In many industrial machines, such as packaging and textile machines or sheet-fed offset printing machines, a plurality of movements have to be carried out regularly as a function of a central guide movement. The guide movement, which is carried out by a guide axis, is as a rule a cyclically repeated movement, for example the rotation of an axis. One general requirement for the guide movement is that lower-order movements which are carried out by the slave axes or follower axes follow the guide movement as exactly as possible in accordance with their predefinitions.
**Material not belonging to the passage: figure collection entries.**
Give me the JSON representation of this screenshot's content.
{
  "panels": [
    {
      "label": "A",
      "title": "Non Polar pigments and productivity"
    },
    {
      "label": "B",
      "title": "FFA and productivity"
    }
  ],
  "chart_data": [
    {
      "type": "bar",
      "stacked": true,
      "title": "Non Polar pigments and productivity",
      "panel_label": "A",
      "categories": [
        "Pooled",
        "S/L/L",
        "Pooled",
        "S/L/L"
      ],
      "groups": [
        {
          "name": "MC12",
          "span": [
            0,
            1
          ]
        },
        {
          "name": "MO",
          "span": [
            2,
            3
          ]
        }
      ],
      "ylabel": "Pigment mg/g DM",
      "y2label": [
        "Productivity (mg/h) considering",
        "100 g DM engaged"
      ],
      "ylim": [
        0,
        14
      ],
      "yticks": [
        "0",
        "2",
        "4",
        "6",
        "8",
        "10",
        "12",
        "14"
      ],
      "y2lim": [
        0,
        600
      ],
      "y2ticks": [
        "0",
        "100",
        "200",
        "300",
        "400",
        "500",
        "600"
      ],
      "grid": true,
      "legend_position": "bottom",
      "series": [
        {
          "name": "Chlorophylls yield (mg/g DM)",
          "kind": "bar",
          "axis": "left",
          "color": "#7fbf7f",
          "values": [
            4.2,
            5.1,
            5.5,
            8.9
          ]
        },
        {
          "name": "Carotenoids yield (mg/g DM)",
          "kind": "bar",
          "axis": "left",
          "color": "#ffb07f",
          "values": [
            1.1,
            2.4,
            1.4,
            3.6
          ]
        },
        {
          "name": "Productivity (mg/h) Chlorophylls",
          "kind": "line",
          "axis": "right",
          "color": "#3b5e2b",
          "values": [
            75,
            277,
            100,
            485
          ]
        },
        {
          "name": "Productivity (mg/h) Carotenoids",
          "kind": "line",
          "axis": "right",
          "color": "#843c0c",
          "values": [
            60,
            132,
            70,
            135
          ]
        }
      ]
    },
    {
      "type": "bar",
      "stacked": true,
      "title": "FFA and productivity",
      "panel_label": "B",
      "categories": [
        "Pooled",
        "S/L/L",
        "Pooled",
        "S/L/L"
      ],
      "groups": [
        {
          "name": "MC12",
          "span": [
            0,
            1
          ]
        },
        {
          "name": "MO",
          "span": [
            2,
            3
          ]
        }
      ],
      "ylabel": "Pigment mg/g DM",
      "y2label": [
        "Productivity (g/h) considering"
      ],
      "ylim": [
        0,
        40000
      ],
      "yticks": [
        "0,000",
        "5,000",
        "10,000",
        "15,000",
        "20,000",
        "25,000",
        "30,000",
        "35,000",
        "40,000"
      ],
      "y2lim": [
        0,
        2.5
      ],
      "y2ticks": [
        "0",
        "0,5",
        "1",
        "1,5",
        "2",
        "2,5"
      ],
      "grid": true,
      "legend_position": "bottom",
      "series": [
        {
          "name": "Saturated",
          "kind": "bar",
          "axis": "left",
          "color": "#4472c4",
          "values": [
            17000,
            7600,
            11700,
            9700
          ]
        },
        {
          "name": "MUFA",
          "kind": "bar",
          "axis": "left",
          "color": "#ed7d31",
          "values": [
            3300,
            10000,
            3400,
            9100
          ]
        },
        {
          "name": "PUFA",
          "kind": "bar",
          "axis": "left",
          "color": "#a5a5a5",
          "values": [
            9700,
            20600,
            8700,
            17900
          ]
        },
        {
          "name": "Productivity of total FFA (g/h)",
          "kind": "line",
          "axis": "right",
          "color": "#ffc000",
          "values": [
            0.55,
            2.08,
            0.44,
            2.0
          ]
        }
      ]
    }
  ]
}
Classically, these are carried out by means of a mechanical construction, for example by means of cam disks, as they are known, or by a cam control system. In recent times, electronically regulated drives have been used both for the guide axis and for the slave axes, and dispensing with the positive mechanical coupling. One may speak of this as an electronic transmission. The measurement of the guide axis movements is in this case mostly carried out by means of a rotary encoder. The desired angles for the regulation of the slave axes are determined as a function of the measured guide axis angles.
The illustration according to FIG. 2 shows a block diagram for generating the slave axis setpoints in the conventional manner outlined. An electrically driven guide axis L_A changes its position by assuming various position angles φL, which are registered by a rotary encoder WG. This supplies position measured values φL—meas, with which a function block F is driven which describes the geometric relationship between the movements φL—meas of the guide axis L_A and the desired movements φS—sp of the follower axis or slave axis S_A. This can be carried out in the form of a mathematical function φS—sp=f(φL—meas) or else, for example, by means of a table, in which pairs of values are deposited which represent corresponding locational positions between the guide axis and the slave axis. Using the position setpoints φS—sp generated by the function block F on the output side, the slave axis S_A is finally driven.
Using electronic drives as described above and shown in FIG. 2, the actual angles φS—act of the slave axes always lag behind their setpoints φS—sp, since each position control system is afflicted with a specific delay. The difference between the position setpoint φS—sp and the position measured value φS—act is referred to as the lag error. If, for example, a bus system is used for the transmission of the measured guide axis measured values to the slave axes, then the lag error increases again because of the transport time on the bus. The latter is also true for those slave axes which are not regulated but merely controlled.